The company made its argument after a woman in Westchester County named Harriet Lowell filed a federal class action lawsuit against the ride-sharing app company for not being able to access transportation that accommodates people with disability.
“In one word this lawsuit’s about equality. It’s about the right of people with disabilities to participate in Lyft,” Lowell’s lawyers argue. “Right now Lyft currently refuses to serve people who need non-foldable wheelchairs or scooters.”
In March, disability advocacy organizations and four people who use wheelchairs in the Bay Area filed a lawsuit against Lyft for the same reasons, claiming that ride-sharing companies drove traditional taxis off the streets, rendering many wheelchair users without options.

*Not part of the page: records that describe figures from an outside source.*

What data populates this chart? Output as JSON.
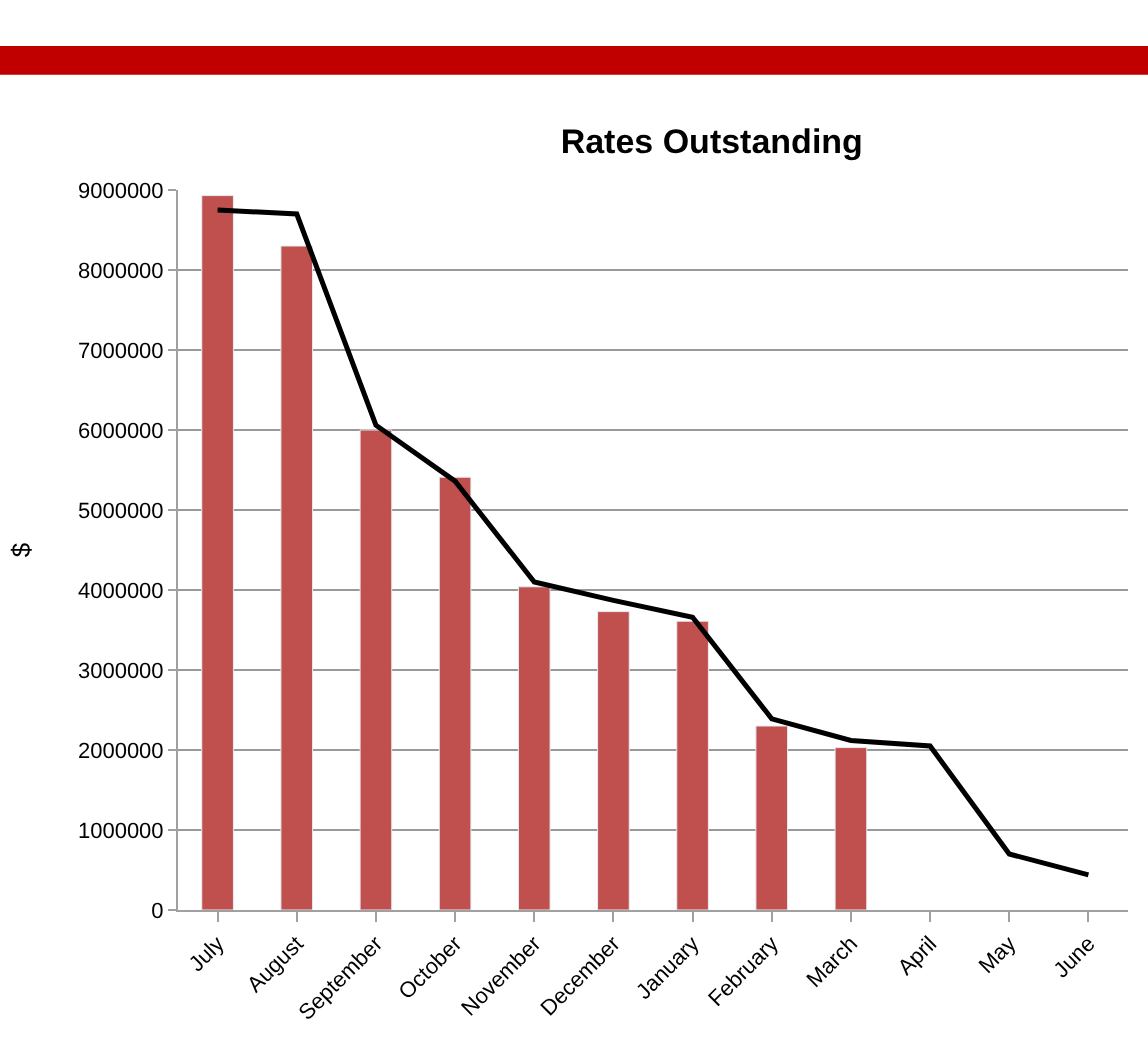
{
  "chart_data": {
    "type": "bar",
    "title": "Rates Outstanding",
    "ylabel": "$",
    "categories": [
      "July",
      "August",
      "September",
      "October",
      "November",
      "December",
      "January",
      "February",
      "March",
      "April",
      "May",
      "June"
    ],
    "series": [
      {
        "color": "#c0504d",
        "values": [
          8930000,
          8300000,
          6000000,
          5410000,
          4040000,
          3730000,
          3610000,
          2300000,
          2030000,
          null,
          null,
          null
        ]
      },
      {
        "type": "line",
        "color": "#000000",
        "values": [
          8750000,
          8700000,
          6060000,
          5360000,
          4100000,
          3870000,
          3660000,
          2390000,
          2120000,
          2050000,
          700000,
          440000
        ]
      }
    ],
    "ylim": [
      0,
      9000000
    ],
    "yticks": [
      0,
      1000000,
      2000000,
      3000000,
      4000000,
      5000000,
      6000000,
      7000000,
      8000000,
      9000000
    ],
    "grid": "y",
    "marker": "none"
  }
}
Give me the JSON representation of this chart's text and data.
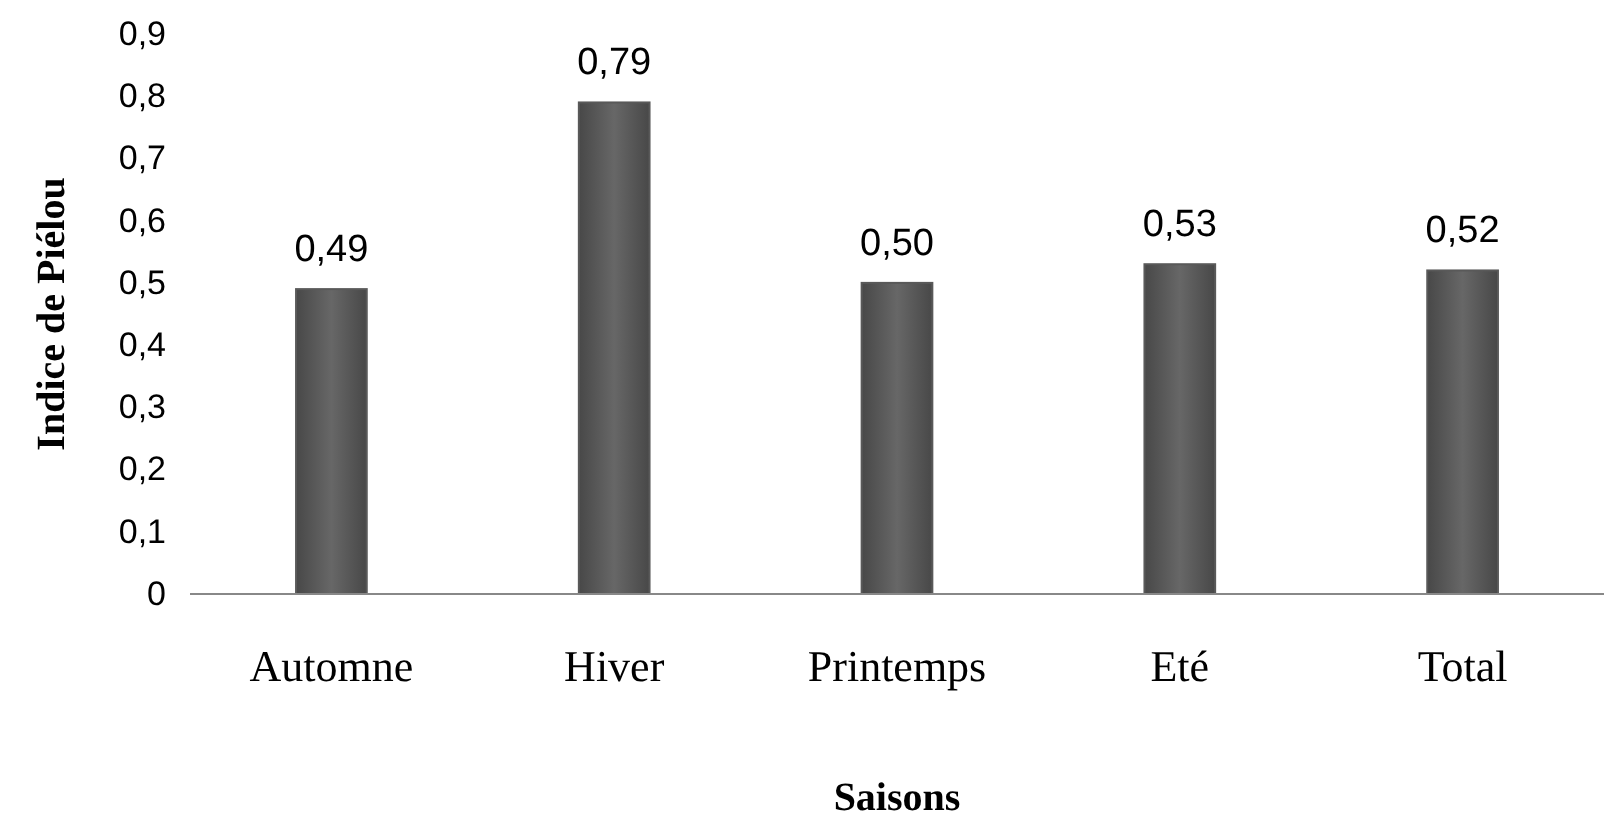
{
  "chart_data": {
    "type": "bar",
    "xlabel": "Saisons",
    "ylabel": "Indice de Piélou",
    "categories": [
      "Automne",
      "Hiver",
      "Printemps",
      "Eté",
      "Total"
    ],
    "values": [
      0.49,
      0.79,
      0.5,
      0.53,
      0.52
    ],
    "value_labels": [
      "0,49",
      "0,79",
      "0,50",
      "0,53",
      "0,52"
    ],
    "color": "#595959",
    "ylim": [
      0,
      0.9
    ],
    "yticks": [
      0,
      {
        "value": 0.1,
        "label": "0,1"
      },
      {
        "value": 0.2,
        "label": "0,2"
      },
      {
        "value": 0.3,
        "label": "0,3"
      },
      {
        "value": 0.4,
        "label": "0,4"
      },
      {
        "value": 0.5,
        "label": "0,5"
      },
      {
        "value": 0.6,
        "label": "0,6"
      },
      {
        "value": 0.7,
        "label": "0,7"
      },
      {
        "value": 0.8,
        "label": "0,8"
      },
      {
        "value": 0.9,
        "label": "0,9"
      }
    ],
    "grid": false
  }
}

Lyft, which reportedly facilitated 600 million rides in 2018 in the Bay Area alone, is billing itself as a “technology company” in response to these complaints. The argument is, at the very least, factually inaccurate for a company that explicitly wrote in its mission statement that it aims to “improve people’s lives with the world’s best transportation,” and that it started its “movement” to “revolutionize transportation.”
The company further claims to have a “singular” focus on transportation. “Transportation is not simply a massive market opportunity, but also an extremely complex problem demanding complete commitment and thoughtful execution,” Lyft’s mission statement reads, according to its filing with the U.S. Securities and Exchanges Commission (SEC). “We are singularly focused on revolutionizing transportation. This enables us to continually address the needs of a diverse and evolving user base through innovative offerings, scale our user network and grow our market share.”
In its SEC filing, Lyft also touts its ability to “empower riders to select the mode of transportation best suited to their specific needs.” In light of the company’s recent remarks, this read like a marketing ploy, rather than an issue Lyft actually wishes to address.
This isn’t the first time an app-based company has shied away from actual responsibilities associated with the business it promotes on its platform, which continues to be a bone of contention for critics. In 2017, a man sued gay dating app Grindr for allegedly ignoring his complaints for months after his ex used the app to stalk him and send more than a thousand unwanted “dates” to his home.
For a technology firm that operates entirely on facilitating transportation between different parties, it’s unclear why Lyft would distance itself from the concept central to its mission. The company’s further emphasis on serving “a diverse and evolving user base” should be more reason for it to comply with ADA rules, because “diverse” includes those with disabilities.
The Daily Dot has reached out to Lyft for comment on these inconsistencies between its mission statement and latest statements, and will update the story if Lyft responds.